Once upon a midnight dreary, while I pondered, weak and weary
Over many a quaint and curious volume of forgotten lore;
While I nodded, nearly napping, suddenly there came a tapping,
As of someone gently rapping, rapping at my chamber door.
"'Tis some visitor," I muttered, "Tapping at my chamber door -
Only this and nothing more."
Today in 1845, The Raven, a poem by Edgar Allan Poe, was published under his own name. It was immediately successful, and led to further publication of collections of his poems and stories. In spite of this new popularity, Poe still could not make a living of his writing.
[From what I've read of his life, I think he was like a lot of us - extremely good at what he did, but could never get paid for it]
You can read the rest of the poem, along with other poems and his short stories at PoeStories.com, a delightful website full of Poe-iana, including the poem, A Valentine. Try your hand at deciphering the name of the person to whom the valentine was written. If you think you are good at cryptology (no, it has nothing to do with some long-haired death's-head announcing his 'Tales') read The Gold Bug and solve the mystery. ["The Gold Bug" should have been part of your childhood reading, but if it wasn't, repair the omission now]
And if you think Mr. Poe only wrote tales of horror, read "Some Words with a Mummy", a perfect anodyne to an evening spent reading Berenice, The Masque of the Red Death, or The Premature Burial.
So tonight, raise a glass of Amontillado to a Master Storyteller.
A light supper of course. I am exceedingly fond of Welsh rabbit. More than a pound at once, however, may not at all times be advisable. Still, there can be no material objection to two. And really between two and three, there is merely a single unit of difference. I ventured, perhaps, upon four. My wife will have it five; -- but, clearly, she has confounded two very distinct affairs.
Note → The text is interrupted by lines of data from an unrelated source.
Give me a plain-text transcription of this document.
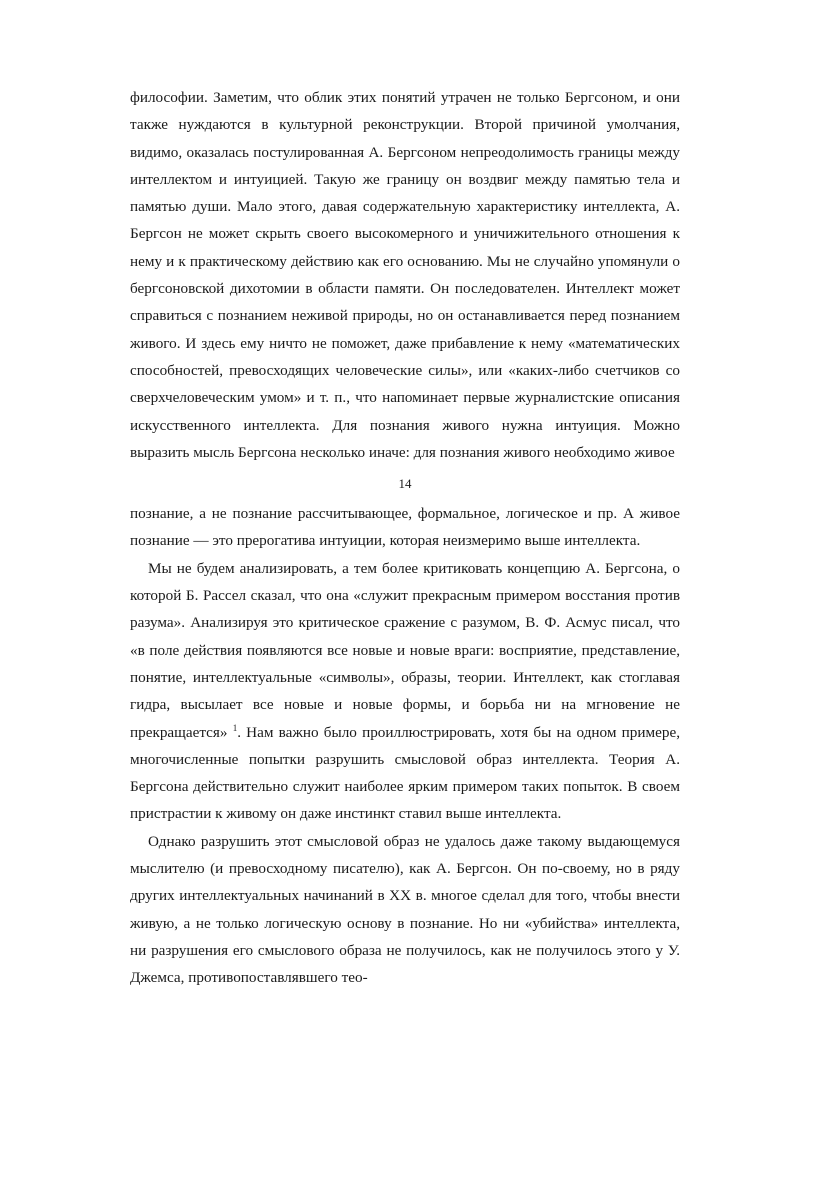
философии. Заметим, что облик этих понятий утрачен не только Бергсоном, и они также нуждаются в культурной реконструкции. Второй причиной умолчания, видимо, оказалась постулированная А. Бергсоном непреодолимость границы между интеллектом и интуицией. Такую же границу он воздвиг между памятью тела и памятью души. Мало этого, давая содержательную характеристику интеллекта, А. Бергсон не может скрыть своего высокомерного и уничижительного отношения к нему и к практическому действию как его основанию. Мы не случайно упомянули о бергсоновской дихотомии в области памяти. Он последователен. Интеллект может справиться с познанием неживой природы, но он останавливается перед познанием живого. И здесь ему ничто не поможет, даже прибавление к нему «математических способностей, превосходящих человеческие силы», или «каких-либо счетчиков со сверхчеловеческим умом» и т. п., что напоминает первые журналистские описания искусственного интеллекта. Для познания живого нужна интуиция. Можно выразить мысль Бергсона несколько иначе: для познания живого необходимо живое

14

познание, а не познание рассчитывающее, формальное, логическое и пр. А живое познание — это прерогатива интуиции, которая неизмеримо выше интеллекта.

Мы не будем анализировать, а тем более критиковать концепцию А. Бергсона, о которой Б. Рассел сказал, что она «служит прекрасным примером восстания против разума». Анализируя это критическое сражение с разумом, В. Ф. Асмус писал, что «в поле действия появляются все новые и новые враги: восприятие, представление, понятие, интеллектуальные «символы», образы, теории. Интеллект, как стоглавая гидра, высылает все новые и новые формы, и борьба ни на мгновение не прекращается» $^1$. Нам важно было проиллюстрировать, хотя бы на одном примере, многочисленные попытки разрушить смысловой образ интеллекта. Теория А. Бергсона действительно служит наиболее ярким примером таких попыток. В своем пристрастии к живому он даже инстинкт ставил выше интеллекта.

Однако разрушить этот смысловой образ не удалось даже такому выдающемуся мыслителю (и превосходному писателю), как А. Бергсон. Он по-своему, но в ряду других интеллектуальных начинаний в XX в. многое сделал для того, чтобы внести живую, а не только логическую основу в познание. Но ни «убийства» интеллекта, ни разрушения его смыслового образа не получилось, как не получилось этого у У. Джемса, противопоставлявшего тео-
The abstract number, five, I am willing to admit; but, concretely, it has reference to bottles of Brown Stout, without which, in the way of condiment, Welsh rabbit is to be eschewed. From Some Words with a Mummy.
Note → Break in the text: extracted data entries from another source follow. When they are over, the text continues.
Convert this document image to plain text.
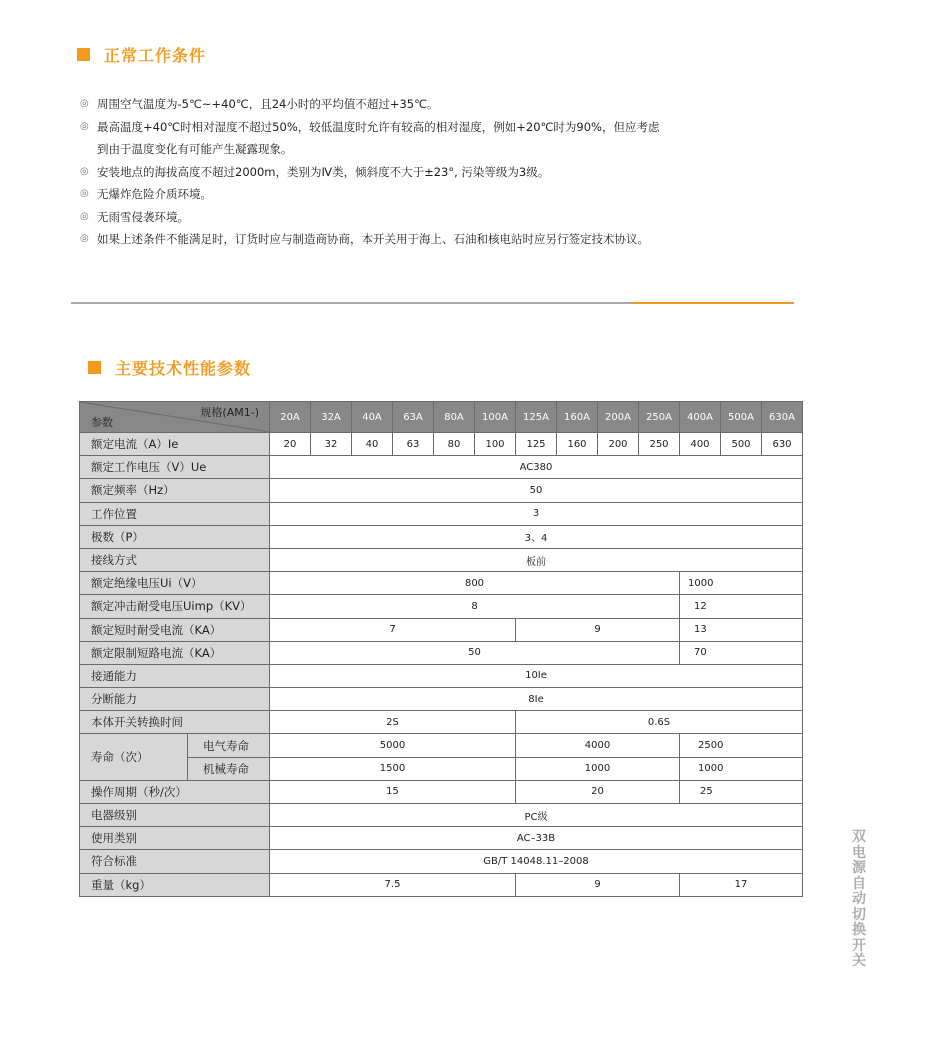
正常工作条件
◎ 周围空气温度为-5℃~+40℃，且24小时的平均值不超过+35℃。
◎ 最高温度+40℃时相对湿度不超过50%，较低温度时允许有较高的相对湿度，例如+20℃时为90%，但应考虑
到由于温度变化有可能产生凝露现象。
◎ 安装地点的海拔高度不超过2000m，类别为Ⅳ类，倾斜度不大于±23°, 污染等级为3级。
◎ 无爆炸危险介质环境。
◎ 无雨雪侵袭环境。
◎ 如果上述条件不能满足时，订货时应与制造商协商，本开关用于海上、石油和核电站时应另行签定技术协议。
主要技术性能参数
规格(AM1-)
参数		20A	32A	40A	63A	80A	100A	125A	160A	200A	250A	400A	500A	630A
额定电流（A）Ie		20	32	40	63	80	100	125	160	200	250	400	500	630
额定工作电压（V）Ue		AC380												
额定频率（Hz）		50												
工作位置		3												
极数（P）		3、4												
接线方式		板前												
额定绝缘电压Ui（V）		800										1000		
额定冲击耐受电压Uimp（KV）		8										12		
额定短时耐受电流（KA）		7						9				13		
额定限制短路电流（KA）		50										70		
接通能力		10Ie												
分断能力		8Ie												
本体开关转换时间		2S						0.6S						
寿命（次）	电气寿命	5000						4000				2500		
	机械寿命	1500						1000				1000		
操作周期（秒/次）		15						20				25		
电器级别		PC级												
使用类别		AC–33B												
符合标准		GB/T 14048.11–2008												
重量（kg）		7.5						9				17		
双
电
源
自
动
切
换
开
关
Shred 1/2 pound of sharp Cheddar cheese. Beat 1 egg lightly.
In a heavy skillet, melt the cheese over very low heat (very. low. heat.), stirring the whole while. As it melts, add 1/3 cup of milk, stirring to blend. Then stir in 1 teaspoon of Worcestershire, 1/4 teaspoon of dry mustard, and a dash of cayenne.
Add the egg and cook, stirring constantly, until mixture is smooth and thickened. Serve on toast with bottles of Brown Stout on the side "without which, in the way of condiment, Welsh rabbit is to be eschewed."
I cannot say that I was alarmed at the phenomenon, because "alarmed" is, in my case, not exactly the word. It is possible, however, that, but for the Brown Stout, I might have been a little nervous.